Cos'è la Lombarda Idraulica e il Demanio Idrico?

In arrivo dall’Agenzia del Territorio, di questa novità si deve parlare in termini di 'altra batosta lombarda’, sul solito argomento: quando un corso d’acqua è da considerare demaniale? Quali sono le aree del Demanio Idrico, dove si applica la disciplina della Polizia Idraulica?

Cos'è il Demanio Idrico?

Nei mille canali della Rete è stata recentemente messa in circolazione una circolare dell’Agenzia del Territorio, dello scorso settembre, inviata anche ad indirizzi esterni allo stesso ente, quindi, in qualche modo già pubblica. Del resto, trattandosi di istruzioni inviate agli uffici competenti per gestire alcune procedure catastali, il contributo alla sua diffusione dovrebbe essere, quantomeno, non sgradito!

Limitandoci a commentarla, sgraditi probabilmente saremo, perché questa novità non merita certo i complimenti! L’Agenzia del Territorio, a livello regionale, ritiene infatti che ogni corso d’acqua, foss’anche il più piccolo fossetto di colo, per il solo fatto di comparire nelle planimetrie catastali, sia da considerarsi potenzialmente pubblico, quindi parte del Demanio Idrico, a meno che non si produca, da parte di chi ne abbia interesse, la prova, contraria, di 'non demanialità’, da richiedere, con specifica e documentata istanza, all’Agenzia del Demanio, unica deputata ad esprimersi, ovviamente, sul Demanio Idrico: fantastico!

Implicazioni Pratiche

Cosa accadrà o, meglio, cosa sta già accadendo? Che l’Agenzia del Territorio non accetterà aggiornamenti catastali che prevedano lo spostamento o la soppressione di un corso d’acqua indicato nelle mappe catastali (magari già scomparso da … decenni!) se l’Agenzia del Demanio non ne avrà prima certificata la non appartenenza al Demanio Idrico.

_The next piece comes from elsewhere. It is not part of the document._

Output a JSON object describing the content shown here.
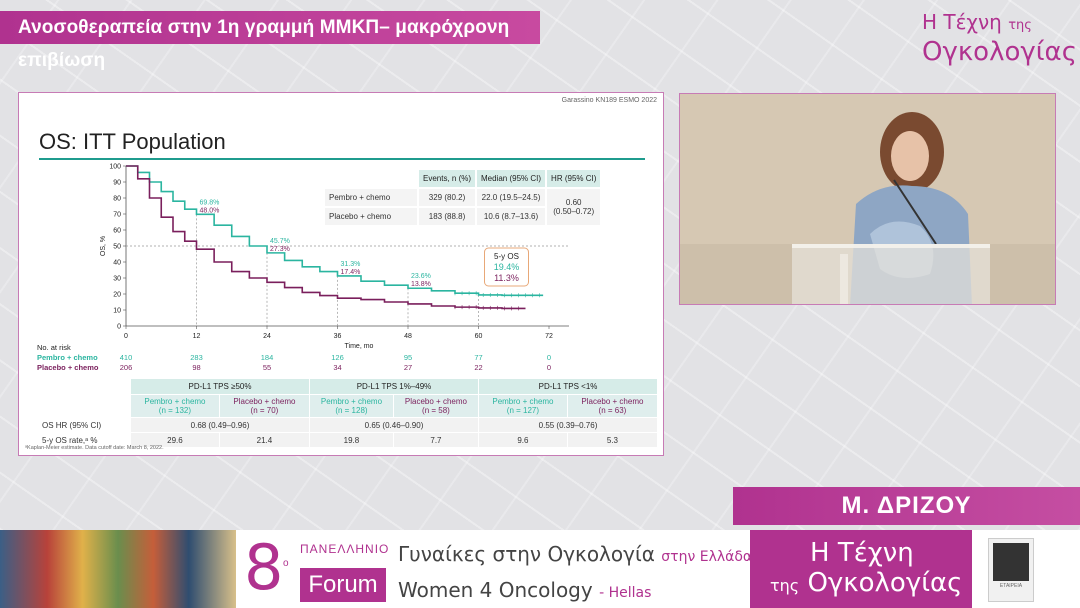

Ecco, dunque, che la gran parte di queste pratiche, semplici sino ad oggi, diventano così complicatissime, per effetto di un ufficio pubblico che dimostra di non sapere come si individua, secondo la legge, il Demanio Idrico, che, al contrario, è e deve essere, nella massima percentuale dei casi, chiaramente individuabile.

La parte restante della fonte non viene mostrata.